In Iran, the supreme leader, Ayatollah Ali Khamenei, declared that Egypt had followed in the footsteps of the 1979 Islamic Revolution, an “Islamic awakening” he said would result in the “irreparable defeat” of the United States and Israel.
“Frankly, Iran presented this opportunity itself when Khamenei was the only leader in the region who attempted to take credit for Egypt,” said the official, who spoke on the condition of anonymity because he was not authorized to speak publicly. “Our messaging on this is simply to underscore the hypocrisy.”
The official said the administration deplored violence anywhere it occurred, and late on Tuesday the State Department issued a statement saying it was “very concerned” about the two deaths in Bahrain. But the official noted that Bahrain’s monarch, King Hamad bin Isa al-Khalifa, had responded to the deaths by calling on Tuesday for an investigation and promising to continue a process of political reforms.

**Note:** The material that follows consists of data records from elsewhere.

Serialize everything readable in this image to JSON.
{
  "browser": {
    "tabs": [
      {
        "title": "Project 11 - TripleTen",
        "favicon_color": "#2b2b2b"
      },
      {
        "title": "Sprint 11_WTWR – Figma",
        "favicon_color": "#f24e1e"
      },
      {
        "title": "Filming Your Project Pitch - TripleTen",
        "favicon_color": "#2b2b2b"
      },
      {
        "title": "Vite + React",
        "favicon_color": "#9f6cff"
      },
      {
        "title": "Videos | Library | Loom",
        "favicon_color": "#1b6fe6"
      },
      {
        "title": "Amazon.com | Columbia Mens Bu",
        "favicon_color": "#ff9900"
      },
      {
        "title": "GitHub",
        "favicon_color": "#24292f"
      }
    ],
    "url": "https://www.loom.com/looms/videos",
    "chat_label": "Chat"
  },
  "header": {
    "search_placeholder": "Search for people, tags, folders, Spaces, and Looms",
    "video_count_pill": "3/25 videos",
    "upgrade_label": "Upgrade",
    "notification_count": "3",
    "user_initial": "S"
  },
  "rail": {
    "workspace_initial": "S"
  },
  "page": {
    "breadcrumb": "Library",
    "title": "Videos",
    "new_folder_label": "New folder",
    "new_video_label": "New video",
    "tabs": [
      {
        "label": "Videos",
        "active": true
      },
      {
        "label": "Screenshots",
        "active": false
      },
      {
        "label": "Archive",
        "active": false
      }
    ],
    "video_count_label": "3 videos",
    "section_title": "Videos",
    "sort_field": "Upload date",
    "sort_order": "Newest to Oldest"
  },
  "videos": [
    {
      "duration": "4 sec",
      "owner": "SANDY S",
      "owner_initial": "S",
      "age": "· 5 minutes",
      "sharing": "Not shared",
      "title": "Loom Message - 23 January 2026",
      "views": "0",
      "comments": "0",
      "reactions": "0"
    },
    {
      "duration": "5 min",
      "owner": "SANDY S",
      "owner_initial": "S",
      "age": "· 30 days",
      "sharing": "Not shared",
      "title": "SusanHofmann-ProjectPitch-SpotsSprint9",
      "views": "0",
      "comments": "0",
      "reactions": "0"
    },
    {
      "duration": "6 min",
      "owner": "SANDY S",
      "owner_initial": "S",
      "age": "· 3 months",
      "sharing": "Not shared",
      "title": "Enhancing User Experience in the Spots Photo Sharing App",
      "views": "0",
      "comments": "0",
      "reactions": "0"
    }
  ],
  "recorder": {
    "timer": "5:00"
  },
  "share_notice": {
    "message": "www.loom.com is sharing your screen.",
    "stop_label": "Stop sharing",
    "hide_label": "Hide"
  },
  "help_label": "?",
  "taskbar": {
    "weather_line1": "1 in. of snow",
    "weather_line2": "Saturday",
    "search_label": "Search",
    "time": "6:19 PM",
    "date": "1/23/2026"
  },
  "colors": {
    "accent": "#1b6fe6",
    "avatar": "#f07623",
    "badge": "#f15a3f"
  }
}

King Hamad has been a stalwart American ally in isolating Iran; in fact, in documents released by WikiLeaks, he was quoted by American diplomats as urging the United States to attack Iran’s nuclear facilities.
Likewise, in Jordan, another close ally of Washington, the administration official said that King Abdullah II had attempted to stay ahead of popular unrest by dismissing his government and replacing it with officials who have pledged to pass a more fair election law and rights of assembly.
Last weekend, the State Department sent William J. Burns, a senior diplomat and former ambassador, to meet with King Abdullah in Jordan. Mr. Obama’s chief counterterrorism adviser, John O. Brennan, has played that role with Yemen, speaking regularly by telephone with its president, Ali Abdullah Saleh, whom he has also urged to avoid violence in responding to protests, the official said.
The administration’s response to Yemen, where demonstrators have marched on the presidential palace, is complicated by the fact that the United States conducts counterterrorism operations with Mr. Saleh’s government.
Mr. Obama used his news conference to argue that while the revolution in Egypt started quickly, the next act could take far longer. Drawing on studies he had asked for inside the government, he said “the history of successful transitions to democracy have generally been ones in which peaceful protests led to dialogue, led to discussion, led to reform and ultimately led to democracy.”
He cited Eastern Europe and the country where he spent much of his youth: Indonesia, “a majority Muslim country that went through some of these similar transitions,” which he said did not end up dividing the nation.